I went to the woods because I wished to live deliberately, to front only the essential facts of life, and see if I could not learn what it had to teach, and not, when I came to die, discover that I had not lived. I did not wish to live what was not life, living is so dear; nor did I wish to practise resignation, unless it was quite necessary. I wanted to live deep and suck out all the marrow of life, to live so sturdily and Spartan-like as to put to rout all that was not life, to cut a broad swath and shave close, to drive life into a corner, and reduce it to its lowest terms, and, if it proved to be mean, why then to get the whole and genuine meanness of it, and publish its meanness to the world; or if it were sublime, to know it by experience, and be able to give a true account of it in my next excursion.

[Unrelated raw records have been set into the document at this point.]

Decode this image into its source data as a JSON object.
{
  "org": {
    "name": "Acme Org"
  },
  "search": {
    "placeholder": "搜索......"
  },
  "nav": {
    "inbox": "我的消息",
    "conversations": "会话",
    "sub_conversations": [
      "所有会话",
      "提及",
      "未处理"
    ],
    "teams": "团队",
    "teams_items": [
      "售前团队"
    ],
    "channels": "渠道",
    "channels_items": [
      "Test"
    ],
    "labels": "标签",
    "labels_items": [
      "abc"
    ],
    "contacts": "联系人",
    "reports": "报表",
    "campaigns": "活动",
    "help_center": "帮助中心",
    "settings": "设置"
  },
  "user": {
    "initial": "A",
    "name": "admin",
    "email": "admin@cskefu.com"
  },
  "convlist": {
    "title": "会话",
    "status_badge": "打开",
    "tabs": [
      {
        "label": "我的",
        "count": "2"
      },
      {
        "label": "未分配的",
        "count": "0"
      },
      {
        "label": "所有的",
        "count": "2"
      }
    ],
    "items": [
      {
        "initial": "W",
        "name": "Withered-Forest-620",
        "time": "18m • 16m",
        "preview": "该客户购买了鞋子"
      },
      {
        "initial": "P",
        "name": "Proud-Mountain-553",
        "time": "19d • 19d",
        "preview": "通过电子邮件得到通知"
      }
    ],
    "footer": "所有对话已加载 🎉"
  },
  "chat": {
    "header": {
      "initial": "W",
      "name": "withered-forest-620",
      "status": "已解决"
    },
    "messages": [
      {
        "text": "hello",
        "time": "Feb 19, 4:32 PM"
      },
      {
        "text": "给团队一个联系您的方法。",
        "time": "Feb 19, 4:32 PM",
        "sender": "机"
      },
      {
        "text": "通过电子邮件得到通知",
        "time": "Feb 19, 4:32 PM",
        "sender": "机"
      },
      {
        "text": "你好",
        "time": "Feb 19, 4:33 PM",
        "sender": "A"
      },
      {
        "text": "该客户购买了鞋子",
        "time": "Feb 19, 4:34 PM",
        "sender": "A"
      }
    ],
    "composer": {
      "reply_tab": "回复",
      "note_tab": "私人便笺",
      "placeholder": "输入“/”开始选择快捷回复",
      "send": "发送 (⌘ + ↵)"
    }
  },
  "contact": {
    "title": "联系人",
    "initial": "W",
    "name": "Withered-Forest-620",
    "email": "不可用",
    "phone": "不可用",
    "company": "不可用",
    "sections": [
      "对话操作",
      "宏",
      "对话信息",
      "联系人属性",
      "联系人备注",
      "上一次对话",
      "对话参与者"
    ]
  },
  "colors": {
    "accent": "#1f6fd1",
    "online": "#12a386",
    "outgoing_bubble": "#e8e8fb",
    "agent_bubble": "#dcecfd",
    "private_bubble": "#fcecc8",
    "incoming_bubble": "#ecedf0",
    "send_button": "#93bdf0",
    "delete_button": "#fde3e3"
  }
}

Henry David Thoreau, Walden; Or, Life in the Woods, 1854
My instinct tells me that my head is an organ for burrowing, as some creatures use their snout and fore paws, and with it I would mine and burrow my way through these hills. I think that the richest vein is somewhere hereabouts; so by the divining-rod and thin rising vapors I judge; and here I will begin to mine.
Henry David Thoreau, Walden; Or, Life in the Woods, 1854
Our horizon is never quite at our elbows.
Henry David Thoreau, Walden; Or, Life in the Woods, 1854
What everybody passes by as true today may turn out to be falsehood tomorrow, mere smoke of opinion, which some had trusted for a cloud that would sprinkle fertilizing rain on their fields.
Henry David Thoreau, Walden; Or, Life in the Woods, 1854
Why is it that a bucket of water soon becomes putrid, but frozen remains sweet forever? It is commonly said that this is the difference between the affections and the intellect.
Henry David Thoreau, Walden; Or, Life in the Woods, 1854
At the same time that we are earnest to explore and learn all things, we require that all things be mysterious and unexplorable, that land and sea be infinitely wild, unsurveyed and unfathomed by us because unfathomable. We can never have enough of nature. We must be refreshed by the sight of inexhaustible vigor, vast and titanic features, the sea-coast with its wrecks, the wilderness with its living and its decaying trees, the thunder-cloud, and the rain which lasts three weeks and produces freshets. We need to witness our own limits transgressed, and some life pasturing freely where we never wander.
Henry David Thoreau, Walden; Or, Life in the Woods, 1854
The universe is wider than our views of it.